Paper Structure (33 sections, 5 equations, 6 figures, 8 tables)

This paper contains 33 sections, 5 equations, 6 figures, 8 tables.

Figures (6)

  • Figure 1: Comparison between existing agentic RL training recipes and ours. Open-source agentic training data are narrow in domain, while real-world APIs are costly and unstable. We replace these with diverse synthetic tasks and associated mock environments.
  • Figure 2: A unified pipeline for generating synthetic tool-use tasks, constructing stable mock environments, and deriving rubric-based rewards for agentic RL. Diverse tasks and tool ecosystems are created, guided by personas.
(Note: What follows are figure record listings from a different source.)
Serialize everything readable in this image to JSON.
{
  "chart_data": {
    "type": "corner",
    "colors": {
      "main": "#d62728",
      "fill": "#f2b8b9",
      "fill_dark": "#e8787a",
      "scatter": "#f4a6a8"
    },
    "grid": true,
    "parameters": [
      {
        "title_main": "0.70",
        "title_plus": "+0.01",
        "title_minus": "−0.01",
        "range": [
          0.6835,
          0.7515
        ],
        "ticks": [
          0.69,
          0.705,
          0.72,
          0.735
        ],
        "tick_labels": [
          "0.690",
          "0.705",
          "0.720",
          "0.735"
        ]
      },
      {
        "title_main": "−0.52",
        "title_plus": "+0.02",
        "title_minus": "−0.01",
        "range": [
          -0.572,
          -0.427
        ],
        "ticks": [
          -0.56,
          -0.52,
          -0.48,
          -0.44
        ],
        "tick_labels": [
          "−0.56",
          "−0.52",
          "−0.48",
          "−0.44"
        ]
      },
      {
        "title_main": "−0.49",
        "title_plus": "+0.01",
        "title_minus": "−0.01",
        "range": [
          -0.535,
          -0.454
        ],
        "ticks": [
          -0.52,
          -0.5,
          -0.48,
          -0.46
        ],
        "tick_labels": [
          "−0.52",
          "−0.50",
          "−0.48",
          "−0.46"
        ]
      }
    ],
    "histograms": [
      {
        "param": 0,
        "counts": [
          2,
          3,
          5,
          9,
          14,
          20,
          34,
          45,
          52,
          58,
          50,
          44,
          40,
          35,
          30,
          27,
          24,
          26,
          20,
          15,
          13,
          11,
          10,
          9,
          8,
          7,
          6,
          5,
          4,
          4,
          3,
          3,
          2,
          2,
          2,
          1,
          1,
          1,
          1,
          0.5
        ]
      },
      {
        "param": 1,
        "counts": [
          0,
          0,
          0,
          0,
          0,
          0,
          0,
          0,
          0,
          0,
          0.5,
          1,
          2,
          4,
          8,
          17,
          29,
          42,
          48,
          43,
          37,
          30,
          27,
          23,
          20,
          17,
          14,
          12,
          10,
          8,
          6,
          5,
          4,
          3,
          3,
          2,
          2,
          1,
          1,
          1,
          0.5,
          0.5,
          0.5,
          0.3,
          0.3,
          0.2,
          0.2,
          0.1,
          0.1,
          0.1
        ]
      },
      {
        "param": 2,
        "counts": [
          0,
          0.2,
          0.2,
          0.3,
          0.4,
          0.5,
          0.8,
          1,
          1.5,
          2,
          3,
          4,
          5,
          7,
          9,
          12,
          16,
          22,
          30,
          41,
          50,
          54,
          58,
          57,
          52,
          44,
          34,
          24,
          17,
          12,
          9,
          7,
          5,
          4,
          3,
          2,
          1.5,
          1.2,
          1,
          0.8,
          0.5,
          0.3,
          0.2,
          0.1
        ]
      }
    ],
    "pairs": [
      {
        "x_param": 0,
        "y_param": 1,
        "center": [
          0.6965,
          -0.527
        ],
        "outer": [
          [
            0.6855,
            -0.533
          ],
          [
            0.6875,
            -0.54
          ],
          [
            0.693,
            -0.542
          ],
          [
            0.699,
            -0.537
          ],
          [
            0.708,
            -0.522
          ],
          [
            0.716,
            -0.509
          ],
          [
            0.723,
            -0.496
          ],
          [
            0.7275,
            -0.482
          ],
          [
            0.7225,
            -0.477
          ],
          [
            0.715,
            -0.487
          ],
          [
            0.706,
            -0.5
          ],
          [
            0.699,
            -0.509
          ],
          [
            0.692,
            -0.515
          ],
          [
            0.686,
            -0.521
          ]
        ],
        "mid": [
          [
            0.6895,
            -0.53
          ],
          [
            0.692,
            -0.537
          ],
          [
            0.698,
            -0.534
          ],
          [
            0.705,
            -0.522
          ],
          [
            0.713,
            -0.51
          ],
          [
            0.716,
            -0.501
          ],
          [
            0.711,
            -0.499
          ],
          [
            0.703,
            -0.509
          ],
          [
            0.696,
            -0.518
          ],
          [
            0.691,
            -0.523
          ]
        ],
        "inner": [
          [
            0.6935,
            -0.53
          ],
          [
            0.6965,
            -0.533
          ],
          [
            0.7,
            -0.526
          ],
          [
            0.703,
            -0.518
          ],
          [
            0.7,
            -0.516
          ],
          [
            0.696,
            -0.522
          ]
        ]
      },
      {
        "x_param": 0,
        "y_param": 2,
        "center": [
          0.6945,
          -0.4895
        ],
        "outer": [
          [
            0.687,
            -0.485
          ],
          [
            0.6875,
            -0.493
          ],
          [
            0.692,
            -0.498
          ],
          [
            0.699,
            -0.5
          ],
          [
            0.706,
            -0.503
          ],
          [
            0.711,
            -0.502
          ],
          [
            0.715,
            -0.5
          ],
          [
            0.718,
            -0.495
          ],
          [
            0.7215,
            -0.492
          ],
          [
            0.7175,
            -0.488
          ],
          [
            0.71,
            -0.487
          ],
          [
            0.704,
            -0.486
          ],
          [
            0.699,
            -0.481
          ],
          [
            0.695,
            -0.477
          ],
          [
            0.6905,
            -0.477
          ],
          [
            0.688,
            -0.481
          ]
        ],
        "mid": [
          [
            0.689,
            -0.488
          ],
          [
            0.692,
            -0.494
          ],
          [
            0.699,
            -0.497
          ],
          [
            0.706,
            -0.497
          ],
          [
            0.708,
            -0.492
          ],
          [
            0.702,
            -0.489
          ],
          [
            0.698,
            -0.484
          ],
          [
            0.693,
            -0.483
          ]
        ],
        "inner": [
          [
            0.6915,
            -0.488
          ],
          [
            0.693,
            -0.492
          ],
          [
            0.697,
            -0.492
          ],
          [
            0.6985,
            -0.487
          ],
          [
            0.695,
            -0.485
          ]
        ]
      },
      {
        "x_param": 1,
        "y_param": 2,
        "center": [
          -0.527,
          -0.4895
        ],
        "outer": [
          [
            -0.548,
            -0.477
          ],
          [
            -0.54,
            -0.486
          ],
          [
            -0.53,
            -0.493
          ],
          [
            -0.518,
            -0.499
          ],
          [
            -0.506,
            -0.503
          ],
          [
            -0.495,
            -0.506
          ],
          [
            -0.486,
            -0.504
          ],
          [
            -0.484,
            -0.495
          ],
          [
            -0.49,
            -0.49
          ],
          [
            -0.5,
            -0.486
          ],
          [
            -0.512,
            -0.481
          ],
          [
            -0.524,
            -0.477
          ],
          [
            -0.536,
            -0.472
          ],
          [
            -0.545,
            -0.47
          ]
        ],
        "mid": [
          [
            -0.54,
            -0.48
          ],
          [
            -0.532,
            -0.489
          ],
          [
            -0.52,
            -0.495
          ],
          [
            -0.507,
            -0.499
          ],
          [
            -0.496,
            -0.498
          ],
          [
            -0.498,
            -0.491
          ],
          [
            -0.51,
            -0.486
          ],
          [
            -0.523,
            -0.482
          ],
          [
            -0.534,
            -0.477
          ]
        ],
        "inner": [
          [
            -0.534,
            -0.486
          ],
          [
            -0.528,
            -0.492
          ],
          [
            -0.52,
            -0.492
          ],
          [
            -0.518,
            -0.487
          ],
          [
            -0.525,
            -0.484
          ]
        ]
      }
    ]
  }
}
For each synthetic task, an LLM-simulated user and environment are employed. To assign rewards, multiple trajectories are compared to the previously generated high-level workflow to infer task-specific rubrics.
  • Figure 3: Effect of tool-simulator size on TAU-2 performance(5,000 training samples), showing negligible gains from larger simulators.
  • Figure 4: Influence of teacher-demonstration count when constructing task-level rubrics(5,000 training samples), indicating that additional demonstrations yield limited gain.
  • Figure 5: Impact of increased training data on RL performance, and comparison between RL and SFT at the same data scale.